Dootsie was going for my pockets. I blocked her. The feather had come to mean you. Us. Stargirl and Leo. Blocking my pockets only made her suspicious. She knew I was holding back. “You have something!” she wailed. She was crying. Crying for lack of something to give.

I had been crying a lot lately too. I remembered Archie’s words, the words you told me he said to you once: “Star people do not shed tears, but light.”

Dootsie was tugging. “Gimme!”

Give.

And what had that loose change been doing in my pocket in the first place? Remember how it used to be, Leo? I never had change because as soon as I got some I would toss it onto the sidewalk to be found.

What happened to that Stargirl?

Shed.

Light.

Tears don’t bounce. Light does.

I gave her the feather. She gave it to a man walking his dog. “April fools!”

         

April 2

And so I’m me again, Leo. Thanks to the example of a five-year-old. I’m hoping you wouldn’t wish it any other way. Not that you weren’t flattered, right? I mean, to have a girl two thousand miles away going to pieces over you, weeping at the mere memory of you, losing her appetite, losing her self and her self-respect—well, that’s trophy enough for any guy’s ego, huh?
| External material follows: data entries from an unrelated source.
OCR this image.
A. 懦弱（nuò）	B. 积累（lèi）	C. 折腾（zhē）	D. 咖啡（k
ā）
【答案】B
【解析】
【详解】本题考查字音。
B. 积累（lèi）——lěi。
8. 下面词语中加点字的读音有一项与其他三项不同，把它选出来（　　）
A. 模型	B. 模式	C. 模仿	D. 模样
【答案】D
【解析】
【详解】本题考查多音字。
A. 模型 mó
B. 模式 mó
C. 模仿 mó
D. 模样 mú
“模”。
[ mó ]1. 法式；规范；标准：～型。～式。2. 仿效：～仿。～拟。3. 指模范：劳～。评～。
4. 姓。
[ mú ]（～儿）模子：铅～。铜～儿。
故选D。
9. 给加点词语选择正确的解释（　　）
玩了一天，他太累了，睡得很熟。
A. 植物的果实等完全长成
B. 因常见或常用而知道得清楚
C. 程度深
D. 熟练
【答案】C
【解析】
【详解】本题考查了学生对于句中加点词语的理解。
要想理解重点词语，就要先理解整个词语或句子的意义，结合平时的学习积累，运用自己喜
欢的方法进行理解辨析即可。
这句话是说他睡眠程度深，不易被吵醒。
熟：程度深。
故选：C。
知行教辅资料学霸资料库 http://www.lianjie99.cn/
You occupied my space. But because you were not in my present, when I looked into my future I saw…nothing. Isn’t that sad? And stupid?

Well, I hope you enjoyed your smuggies while they lasted because it’s over now. Oh sure, I’ll still be missing you as much as ever. I’ll still smile at the memory of you. I’ll still be—OK, I’ll say it again—loving you, but I won’t abandon myself for you. I cannot be faithful to you without being faithful to myself. I’ve reclaimed my future. If we are destined to be together again, be happy to know you’ll be getting the real me, not some blubbering half me.

So I gave my wagon a booster shot the other day—five pebbles! That’s six now.

Spring has finally caught my attention. I say, “Good morning!” to daffodils.

And I’m dropping loose change again.

As for the paper money in my allowance, I have a new use for it. The local newspaper is called the
Morning Lenape.
(The Lenape tribe—it’s pronounced
len-AH-pay
—used to live around here.) The paper has a section for classified ads. Three lines, three days, fourteen dollars. Most people use the section to advertise yard sales and such.

Here’s my first ad. It will run Monday, Tuesday, and Wednesday next week:

         

Dootsie Pringle

is the BEST April Fooler

in the world!

         

April 11

Something happened today that was both disturbing and mysterious.

Dootsie has been sick with the flu, so I went over to let Cinnamon cheer her up. I had just left the Pringles’ and climbed on my bike to head home when I heard a gruff voice behind me: “Hey.”

It was Alvina. Charming Alvina. I stopped.

“Hi,” I said. “Growl at anybody today?”

She ignored the question. “I’m going home from my job.”

“I see,” I said.

The little plastic Pooh Bear around her neck was holding out his arms and wearing a huge smile—unlike the sour face above him.